Te Cuida, Latorraca!
Quem surgiu primeiro, o camelo ou o dromedário? Dizem que foi o dromedário, isto porque a idéia inicial era fazer um camelo, um animal standard, econômico, capaz de transportar pessoas e cargas até mesmo pelo deserto.
sexta-feira, 30 de novembro de 2007
Atualizado em 29 de novembro de 2007 08:58
Te Cuida, Latorraca!
Edson Vidigal*
Quem surgiu primeiro, o camelo ou o dromedário? Dizem que foi o dromedário, isto porque a idéia inicial era fazer um camelo, um animal standard, econômico, capaz de transportar pessoas e cargas até mesmo pelo deserto.

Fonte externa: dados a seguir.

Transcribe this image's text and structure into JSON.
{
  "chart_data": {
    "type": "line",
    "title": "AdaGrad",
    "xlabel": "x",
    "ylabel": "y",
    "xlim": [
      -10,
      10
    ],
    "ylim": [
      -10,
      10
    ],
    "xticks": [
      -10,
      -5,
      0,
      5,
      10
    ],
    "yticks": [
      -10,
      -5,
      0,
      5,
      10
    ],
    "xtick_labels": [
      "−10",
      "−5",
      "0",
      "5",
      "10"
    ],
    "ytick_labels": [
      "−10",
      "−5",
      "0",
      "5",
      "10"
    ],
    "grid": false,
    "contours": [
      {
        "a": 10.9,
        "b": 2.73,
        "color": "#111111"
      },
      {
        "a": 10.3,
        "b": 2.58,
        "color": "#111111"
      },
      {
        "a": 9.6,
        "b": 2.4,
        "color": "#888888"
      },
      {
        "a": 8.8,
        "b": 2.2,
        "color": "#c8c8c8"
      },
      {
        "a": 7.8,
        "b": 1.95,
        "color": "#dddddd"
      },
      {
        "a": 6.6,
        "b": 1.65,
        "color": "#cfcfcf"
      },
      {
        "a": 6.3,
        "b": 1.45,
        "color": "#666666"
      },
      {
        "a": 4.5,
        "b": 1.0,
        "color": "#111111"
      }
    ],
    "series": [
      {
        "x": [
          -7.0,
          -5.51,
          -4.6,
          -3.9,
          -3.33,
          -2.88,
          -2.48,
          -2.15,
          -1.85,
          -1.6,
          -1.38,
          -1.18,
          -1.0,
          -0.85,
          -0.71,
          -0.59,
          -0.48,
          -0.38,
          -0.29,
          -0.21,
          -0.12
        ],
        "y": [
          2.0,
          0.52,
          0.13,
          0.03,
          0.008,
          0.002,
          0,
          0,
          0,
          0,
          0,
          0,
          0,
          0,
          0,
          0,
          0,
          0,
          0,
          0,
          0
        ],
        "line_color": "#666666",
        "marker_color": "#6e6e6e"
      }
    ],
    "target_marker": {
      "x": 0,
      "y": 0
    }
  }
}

Deus teria entregue o planejamento e a conclusão a um dos seus executivos, um recém chegado ao Paraíso que ainda não perdera a mania terrena de criar grupos de trabalho. Entraram no grupo um arquiteto, um economista e um advogado.
Cada um requisitou assessores especiais e começaram a fazer ponta de lápis, a rasurar papel, a medir espaços com réguas, a folhear vade mecum, as discussões adentravam as madrugadas.
Quando Deus olhou o bicho, reagiu. Mas, gente, isso não é um camelo, é um dromedário. Aí dispensou os técnicos e sozinho produziu, num sopro, mais uma de suas obras primas, o camelo.
Um fabricante de cigarros nos Estados Unidos, pirateando a imagem do animal, lançou a marca Cammel, e o homem que foi contratado para fazer o comercial do Cammel, tempos depois, morreu de câncer. O camelo escapou.
Pois vinha o camelo, essa é mais uma daquelas que nos contavam as avós, vinha o camelo pelo deserto, desgarrado de uma caravana, sadio e assustado, quando se viu numa praia que não era exatamente a sua.
O dono do pedaço era sua majestade, o Rei Leão. Sabe aquele clima de decadência, jejum forçado, arrecadação caindo, cacimbas de mensalão secando, o Leão triste, parecendo um coronel, sabe aquele do livro do Gabriel Garcia Marques, ninguém escreve ao coronel? O camelo, tão ingênuo quanto bem intencionado, gostou de ver a turma do rei unida no sofrimento.
Depois da tempestade, vem a bonança. Recitava esperançoso.
Foi se achegando e o leão perguntou, o que queres tu de mim? A graça da tua proteção, majestade! Terás a minha proteção, és agora cidadão do meu reino, garantiu o leão. Trabalhando juntos vamos tirar essa terra do atraso e o nosso povo será feliz! Logo o verde voltará a esta áfrica. O camelo, idealista, ficou encantado.
O tempo foi passando e o reino foi ficando triste, a fome batendo à porta de todos, ora, mesa onde falta pão todo mundo briga e ninguém tem razão.
O leão não era chegado ao trabalho de administrar. Qual um Nero se achava o máximo, um grande artista. E o pior é que o era, em outras artes, é claro. Delegava tudo, mas só aos parentes, os quais, por sua vez, tinham cada um a sua própria curriola. Manter a cada uma, custava caro.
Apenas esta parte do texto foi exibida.